Syria refuses Arab League monitors, sanctions loom

Syria refused to allow Arab League monitors, designed to tamp down regime attacks on protesters, into the country. Sanctions could follow.

Muzaffar Salman/AP
Syrians hold a huge flag at a pro-regime rally.

Sanctions on Syria may be about to get a little tighter.

On Thursday, the Arab League gave Syria a 24 hour deadline to allow observers into the country as a hopeful check on President Bashar al-Assad's bloody crackdown on anti-regime demonstrators. That deadline came and went today, and now the Arab League is scheduled to consider further sanctions on Syria -- a founding member of the group -- tomorrow.

Syria has remained defiant as the Arab League, powerful neighbor Turkey, much of Europe, and the US have moved to isolate the regime. The AP reports that Syrian government news agency SANA called the Arab League a "tool for foreign interference."

Turkey, which appears to be tolerating camps of armed defectors from Assad's regime on the border, warned the country today that the clock is ticking.

CNN reports that Turkish Foreign Minister Ahmet Davutoglu said "Syria has to make a decision... It will either continue this crackdown policy against its people and become isolated more and more, or it will say yes to this well-intentioned Arab League proposal, sign this protocol and observers will monitor the situation on the ground by going to all Syrian cities."

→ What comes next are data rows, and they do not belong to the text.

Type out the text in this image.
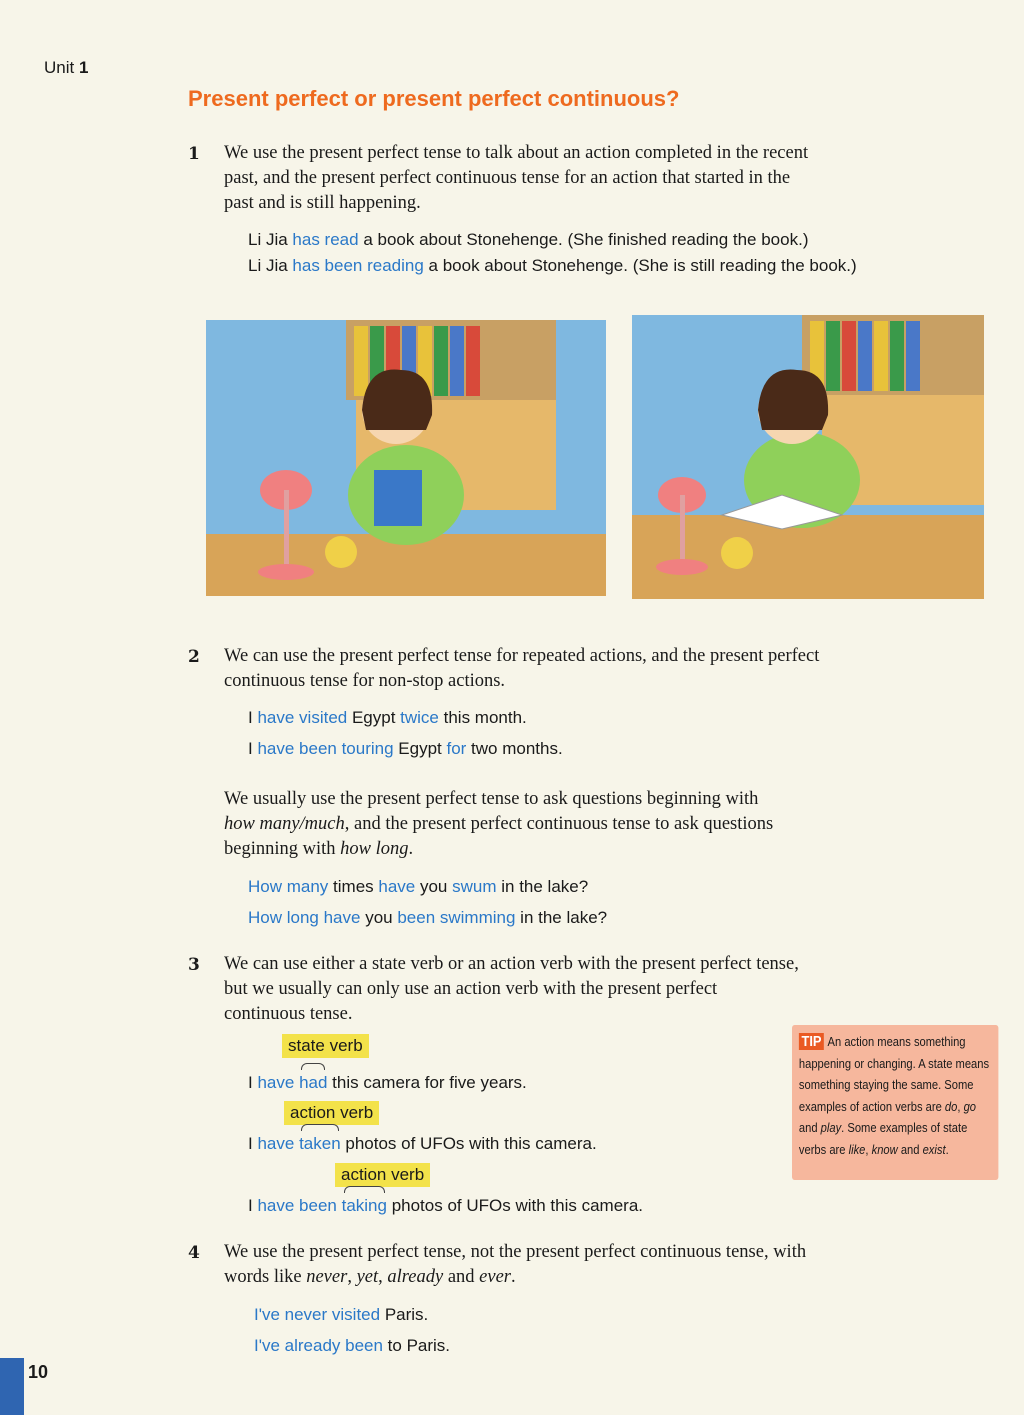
Unit 1
Present perfect or present perfect continuous?
1 We use the present perfect tense to talk about an action completed in the recent
past, and the present perfect continuous tense for an action that started in the
past and is still happening.
Li Jia has read a book about Stonehenge. (She finished reading the book.)
Li Jia has been reading a book about Stonehenge. (She is still reading the book.)
2 We can use the present perfect tense for repeated actions, and the present perfect
continuous tense for non-stop actions.
I have visited Egypt twice this month.
I have been touring Egypt for two months.
We usually use the present perfect tense to ask questions beginning with
how many/much, and the present perfect continuous tense to ask questions
beginning with how long.
How many times have you swum in the lake?
How long have you been swimming in the lake?
3 We can use either a state verb or an action verb with the present perfect tense,
but we usually can only use an action verb with the present perfect
continuous tense.
state verb
I have had this camera for five years.
action verb
I have taken photos of UFOs with this camera.
action verb
I have been taking photos of UFOs with this camera.
TIP An action means something happening or changing. A state means something staying the same. Some examples of action verbs are do, go and play. Some examples of state verbs are like, know and exist.
4 We use the present perfect tense, not the present perfect continuous tense, with
words like never, yet, already and ever.
I've never visited Paris.
I've already been to Paris.
10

Arab League action against a member state is rare. But with the Arab democracy uprisings of the past year, the regional context has shifted immensely. What's more, evidence is mounting of a horrific toll from state violence in Syria.

Reuters reports the UN Committee against Torture is finding evidence of widespread, systematic abuse in Syria.

"More than 3,500 people have been killed since March, according to the United Nations, and activists say that more than 30,000 have been arrested, including families of dissidents.

 The U.N. committee said reports of children suffering torture and mutilation during detention were of particular concern, and that Syrian authorities had been acting with total impunity in what it called "gross and pervasive" human rights violations."

To be sure, there isn't a great deal of urgency in that committee; it asked Syria to send a report in March detailing the country's efforts to end torture.

Turkey is taking the situation a little more seriously. Beirut's Daily Star reports the country is considering tougher action:

"Turkey has ratcheted up the its criticism of Assad since its diplomatic missions came under attack by pro-government demonstrators in several Syrian cities earlier this month. Tensions were heightened further on Monday when two busloads of Turkish pilgrims travelling through Syria on their way back from the hajj in Mecca were attacked by Syrian gunmen.

Turkey, which is already sheltering about 7,000 Syrian opposition activists who fled their home, is however mulling plans for a buffer or no-fly zone on its border with Syria. Among those on Syrian soil is Riyadh al-Asaad, who defected from the Syrian army and is now leading a group of deserters in the rebel Free Syrian Army."